Seorang wanita yang sedang hamil tua berjalan di sekitar Ka’bah. Tiba-tiba perutnya terasa sakit seperti akan melahirkan. Lalu masuklah dia ke dalam Ka’bah dan melahirkan seorang putra di dalamnya.
Siapa yang dilahirkan di dalam Ka’bah? Untuk menjawab pertanyaan ini, tidak perlu heran jika ahlusunah dan Syiah memiliki silang pendapat.
Sebagian ahlusunah meyakini bahwa sosok yang lahir dalam Ka’bah adalah Ḥakīm bin Ḥizām. Dia adalah keponakan Sayidah Khadījah dan sepupu Zubair bin Awwām. Ḥakīm lahir sekitar 13 tahun sebelum Tahun Gajah.
Sedangkan muslim Syiah dan sebagian ahlusunah lain bersepakat bahwa satu-satunya yang lahir dalam Ka’bah adalah ‘Alī bin Abī Thālib. Sayidina ‘Alī lahir 13 tahun setelah Tahun Gajah.
Kedua mazhab saling melemahkan riwayat satu sama lain. Namun keduanya sepakat bahwa ‘Alī bin Abī Thālib adalah pria pertama yang menerima dakwah Nabi. Dialah muslim pertama.
Rasulullah ﷺ sendiri yang mendidik dan membesarkan ‘Alī, seolah membalas jasa Abū Thalib yang dulu merawat nabi. Keduanya ibarat satu jiwa ketika beliau ﷺ berkata kepada ‘Alī:
Engkau (bagian) dariku dan aku (bagian) darimu.
📚 Hadis Ahlusunah: Ṣaḥīḥ Al-Bukhārī
📚 Hadis Syiah: Biḥār Al-Anwār
Tidak heran kemudian, jika dari beberapa sahabat yang hendak meminang Fāṭhimah, hanya ‘Alī yang diterima. Seolah hanya ‘Alī yang mampu memperlakukan Fāṭhimah dengan cara terbaik. Sebab, Rasulullah ﷺ sendiri yang memberikan teladan.
Sebagaimana Nabi tidak menikah lagi selama Khadījah masih hidup, ‘Alī juga memperlakukan Fāṭhimah demikian. Bersama Fāṭhimah, ‘Alī dikaruniai dua putra dan dua putri. Kata Nabi, kedua putra ‘Alī, yaitu Ḥasan dan Ḥusain, adalah pemimpin para pemuda di surga.
Sayidina ‘Alī menganggap anak sebagai anugerah yang tumbuh kembangnya akan sempurna berkat perhatian dan didikan orang tua.

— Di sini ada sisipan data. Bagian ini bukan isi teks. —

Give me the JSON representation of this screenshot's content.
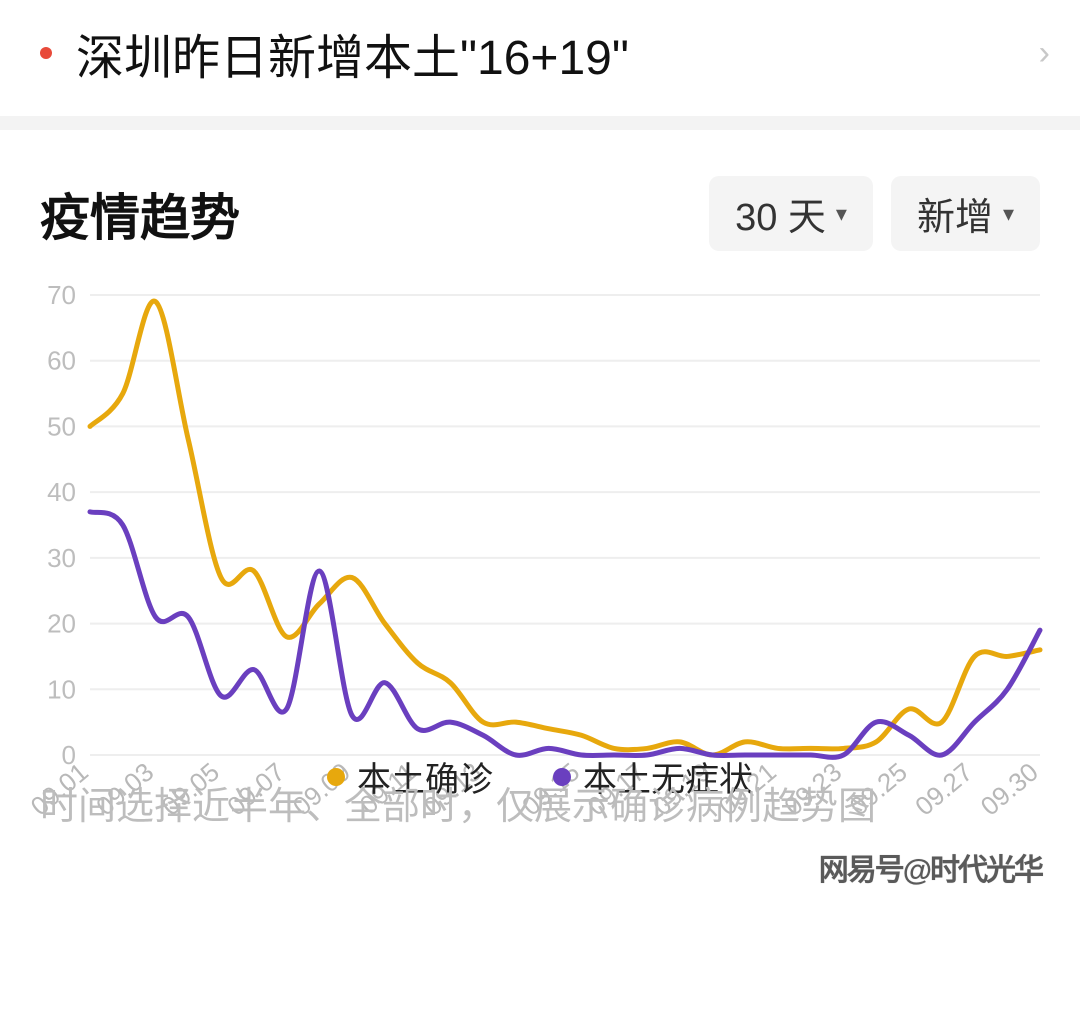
{
  "news": {
    "bullet_color": "#e84a3a",
    "title": "深圳昨日新增本土\"16+19\""
  },
  "section": {
    "title": "疫情趋势",
    "range_label": "30 天",
    "metric_label": "新增"
  },
  "chart": {
    "type": "line",
    "background_color": "#ffffff",
    "grid_color": "#eeeeee",
    "axis_label_color": "#bdbdbd",
    "axis_fontsize": 26,
    "ylim": [
      0,
      70
    ],
    "ytick_step": 10,
    "x_labels": [
      "09.01",
      "09.03",
      "09.05",
      "09.07",
      "09.09",
      "09.11",
      "09.13",
      "09.15",
      "09.17",
      "09.19",
      "09.21",
      "09.23",
      "09.25",
      "09.27",
      "09.30"
    ],
    "x_label_rotation_deg": -40,
    "line_width": 5,
    "series": [
      {
        "name": "本土确诊",
        "color": "#e7a80d",
        "values": [
          50,
          55,
          69,
          48,
          27,
          28,
          18,
          23,
          27,
          20,
          14,
          11,
          5,
          5,
          4,
          3,
          1,
          1,
          2,
          0,
          2,
          1,
          1,
          1,
          2,
          7,
          5,
          15,
          15,
          16
        ]
      },
      {
        "name": "本土无症状",
        "color": "#6a3fbf",
        "values": [
          37,
          35,
          21,
          21,
          9,
          13,
          7,
          28,
          6,
          11,
          4,
          5,
          3,
          0,
          1,
          0,
          0,
          0,
          1,
          0,
          0,
          0,
          0,
          0,
          5,
          3,
          0,
          5,
          10,
          19
        ]
      }
    ]
  },
  "legend": [
    {
      "label": "本土确诊",
      "color": "#e7a80d"
    },
    {
      "label": "本土无症状",
      "color": "#6a3fbf"
    }
  ],
  "note_text": "时间选择近半年、全部时，仅展示确诊病例趋势图",
  "watermark_text": "网易号@时代光华"
}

“Demi Allah,” kata Sayidina ‘Alī, “aku tidak pernah meminta kepada Tuhan anak yang berparas rupawan tidak pula kedudukan yang tinggi. Namun aku meminta anak yang taat dan takut (kepada Tuhan), sehingga ketika aku melihatnya taat kepada Tuhan, hal itu akan menyenangkan hatiku.”
Prinsip itu selalu dipegang oleh ‘Alī. Sehingga dia tidak membeda-bedakan anak yang lahir dari Fāṭhimah ataupun dari istri yang lain setelahnya.
Perhatiannya tidak hanya dicurahkan kepada anak kandung, namun juga para yatim. Sayidina ‘Alī terbiasa duduk di tanah untuk bermain dan mengusap kepala anak yatim sambil mendoakan mereka. Dia adalah ayah yang mengantarkan makan untuk para yatim di tengah malam.
“Janganlah kalian mengubah perkataan dan menelantarkan para yatim,” kata ‘Alī. Sebab Rasulullah ﷺ bersabda, “Siapa yang memenuhi kebutuhan para yatim, Allah akan mewajibkan surga baginya, sebagaimana Allah mewajibkan neraka bagi mereka yang memakan harta yatim.”
Ayah memiliki peran penting dalam keluarga. Setiap negara dengan beragam latar belakang budaya memilih satu hari tertentu untuk merayakan Hari Ayah.
Banyak negara mengikuti Amerika Serikat yang menjadikan hari Minggu ketiga di bulan Juni sebagai Hari Ayah. Beberapa negara berlatar Kekristenan Barat menjadikan Hari Raya Santo Yusuf sebagai Hari Ayah. Indonesia memilih 12 November.
Sebelum revolusi Islam, Iran menjadikan ulang tahun Reza Shah Pahlavi sebagai Hari Ayah. Pasca revolusi, Iran menetapkan 13 Rajab yang merupakan hari lahir Imam ‘Alī bin Abī Thālib sebagai Hari Ayah.
Sebab dalam tradisi muslim Syiah, terdapat riwayat dari Rasulullah ﷺ yang bersabda, “Aku dan ‘Alī adalah ayah dari umat ini.”